Column: Let's leverage Michigan's reset moment
As we head north for the 2015 Mackinac Policy Conference, we can celebrate that Michigan is in a substantially better place compared to five years ago. Our state has added nearly 400,000 private sector jobs during this period, ranks second in the country in improved economic health, and we have leaped into the top 10 nationally in improved corporate tax climate and in entrepreneurial climate, as reported by Gov. Rick Snyder. These trends, and Detroit's heroic exit from bankruptcy, provide our entire state a reset moment.
The dialogue at the Mackinac Policy Conference will focus on how we best leverage this moment in our history and take full advantage of the strong leadership we enjoy from corporate, community and government circles.

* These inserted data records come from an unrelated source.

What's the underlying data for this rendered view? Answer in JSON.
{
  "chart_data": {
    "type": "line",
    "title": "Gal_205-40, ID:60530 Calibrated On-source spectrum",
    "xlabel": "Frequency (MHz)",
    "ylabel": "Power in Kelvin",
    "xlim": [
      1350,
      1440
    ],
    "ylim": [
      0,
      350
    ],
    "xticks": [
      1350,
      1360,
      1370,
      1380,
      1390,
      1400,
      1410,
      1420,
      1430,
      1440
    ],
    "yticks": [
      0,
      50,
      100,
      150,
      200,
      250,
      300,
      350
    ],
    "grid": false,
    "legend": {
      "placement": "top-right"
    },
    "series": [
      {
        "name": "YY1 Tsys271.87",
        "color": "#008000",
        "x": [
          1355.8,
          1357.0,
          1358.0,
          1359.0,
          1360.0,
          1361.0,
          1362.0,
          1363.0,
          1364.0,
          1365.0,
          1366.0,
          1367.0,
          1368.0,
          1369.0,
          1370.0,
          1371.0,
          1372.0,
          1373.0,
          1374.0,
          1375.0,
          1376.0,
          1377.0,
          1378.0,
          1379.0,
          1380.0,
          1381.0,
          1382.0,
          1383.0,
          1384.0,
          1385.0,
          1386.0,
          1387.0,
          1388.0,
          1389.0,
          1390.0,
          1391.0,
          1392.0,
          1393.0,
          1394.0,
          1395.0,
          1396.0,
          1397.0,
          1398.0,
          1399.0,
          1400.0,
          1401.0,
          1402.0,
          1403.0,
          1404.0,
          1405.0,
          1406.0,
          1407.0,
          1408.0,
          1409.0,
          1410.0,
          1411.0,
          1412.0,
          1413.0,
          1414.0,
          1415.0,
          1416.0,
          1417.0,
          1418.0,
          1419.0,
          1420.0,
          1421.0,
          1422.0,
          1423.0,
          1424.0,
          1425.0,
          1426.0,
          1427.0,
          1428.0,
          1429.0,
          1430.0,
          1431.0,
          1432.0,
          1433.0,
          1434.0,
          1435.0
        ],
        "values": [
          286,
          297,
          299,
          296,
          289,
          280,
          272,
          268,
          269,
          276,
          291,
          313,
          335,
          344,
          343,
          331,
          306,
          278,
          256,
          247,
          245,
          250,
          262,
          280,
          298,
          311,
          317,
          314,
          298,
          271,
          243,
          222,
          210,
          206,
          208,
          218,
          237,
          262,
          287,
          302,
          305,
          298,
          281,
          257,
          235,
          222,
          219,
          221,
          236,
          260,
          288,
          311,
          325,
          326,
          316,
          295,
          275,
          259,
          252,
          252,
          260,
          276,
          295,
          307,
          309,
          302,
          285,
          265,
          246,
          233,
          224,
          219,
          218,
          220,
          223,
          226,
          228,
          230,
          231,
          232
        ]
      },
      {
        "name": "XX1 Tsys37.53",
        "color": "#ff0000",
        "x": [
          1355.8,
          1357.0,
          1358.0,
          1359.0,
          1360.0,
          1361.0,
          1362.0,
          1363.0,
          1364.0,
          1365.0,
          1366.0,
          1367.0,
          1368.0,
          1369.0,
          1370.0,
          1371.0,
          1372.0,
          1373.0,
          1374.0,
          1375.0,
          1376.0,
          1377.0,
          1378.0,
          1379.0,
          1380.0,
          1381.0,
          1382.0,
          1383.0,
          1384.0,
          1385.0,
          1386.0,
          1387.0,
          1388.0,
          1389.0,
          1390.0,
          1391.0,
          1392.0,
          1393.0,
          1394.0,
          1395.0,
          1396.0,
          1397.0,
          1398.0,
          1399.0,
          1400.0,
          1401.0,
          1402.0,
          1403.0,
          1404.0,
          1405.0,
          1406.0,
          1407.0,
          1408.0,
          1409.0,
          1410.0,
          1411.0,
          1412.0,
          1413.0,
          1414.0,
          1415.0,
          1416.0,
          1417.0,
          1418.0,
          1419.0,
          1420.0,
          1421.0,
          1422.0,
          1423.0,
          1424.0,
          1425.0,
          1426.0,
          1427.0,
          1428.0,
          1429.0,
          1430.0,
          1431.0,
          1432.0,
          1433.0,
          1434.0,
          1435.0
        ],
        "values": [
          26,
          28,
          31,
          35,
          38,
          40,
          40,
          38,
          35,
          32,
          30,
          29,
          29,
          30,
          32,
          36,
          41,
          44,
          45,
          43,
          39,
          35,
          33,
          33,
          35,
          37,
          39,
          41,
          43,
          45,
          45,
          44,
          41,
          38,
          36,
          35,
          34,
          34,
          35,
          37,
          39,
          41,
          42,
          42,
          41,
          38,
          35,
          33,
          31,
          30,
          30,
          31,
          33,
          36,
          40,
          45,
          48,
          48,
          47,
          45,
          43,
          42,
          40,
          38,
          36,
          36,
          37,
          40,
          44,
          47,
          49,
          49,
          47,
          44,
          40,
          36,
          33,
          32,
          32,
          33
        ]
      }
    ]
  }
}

The conference will explore the catalyst that can ignite geometric and sustainable economic growth with deep dives into three important growth drivers: talent, urban revitalization and cohesion, the need to speak with one Michigan voice. The Detroit Regional Chamber is proud to bring more than a dozen national voices and the state's executives and elected officials to Michigan's center stage to challenge over 1,500 of the state's most influential leaders to engage in this exploration.
Attracting and cultivating talent is going to require continued development of public-private partnerships to assure we are developing the talent in our state to fill the open jobs today and prepare our citizens for the jobs of tomorrow. Speakers, like Mike Rowe, host of the "Dirty Jobs" TV show, will share insights on the importance of investing in the development of skilled trades as a strategy to fill our open jobs, while renowned inventor Dean Kamen will inspire us on how to motivate students to chart a course for careers in the high-tech engineering and robotics fields.
Revitalizing our cities will require new approaches to fostering business growth, financial stability, infrastructure improvements and place-making. Financial expert Mellody Hobson, author Dan Senor and Operation HOPE's John Hope Bryant will provide insight on key issues such as financial literacy and unlocking the entrepreneurial power in our cities. Detroit Mayor Mike Duggan and architects of the "grand bargain" will speak to ensuring Detroit's prosperity going forward.
Moving Michigan forward with greater cohesion will require business, government and other community leaders to build one Michigan voice on a foundation of shared values. Pulitzer Prize-winning presidential historian Doris Kearns Goodwin will speak to history's lessons on effective leadership and statistician Nate Silver offers a lens into trends that all decision-makers need to embrace. Whole Foods' Walter Robb will provide an example of business as positive change agents deploying so called conscious capitalism.
On the final day of the conference we'll focus on two issues dominating our headlines. First, we'll discuss our state's roads and infrastructure, targeting solutions given the Prop 1 defeat. Next, we will tackle the hard realities we see playing out in cities across our country, from Ferguson to Baltimore, understanding the similarities and differences between those communities and ours.
On Mackinac Island, we look forward to an engaging dialogue and shared learning that will inspire our state's leaders, and Michigan as a whole, to celebrate our common goals while closing the gaps on our differences, all in the name of a continued, lasting progress.
Mark Davidoff is Michigan managing partner for Deloitte LLP and chair of the 2015 Mackinac Policy Conference. Sandy Baruah is CEO of the Detroit Regional Chamber.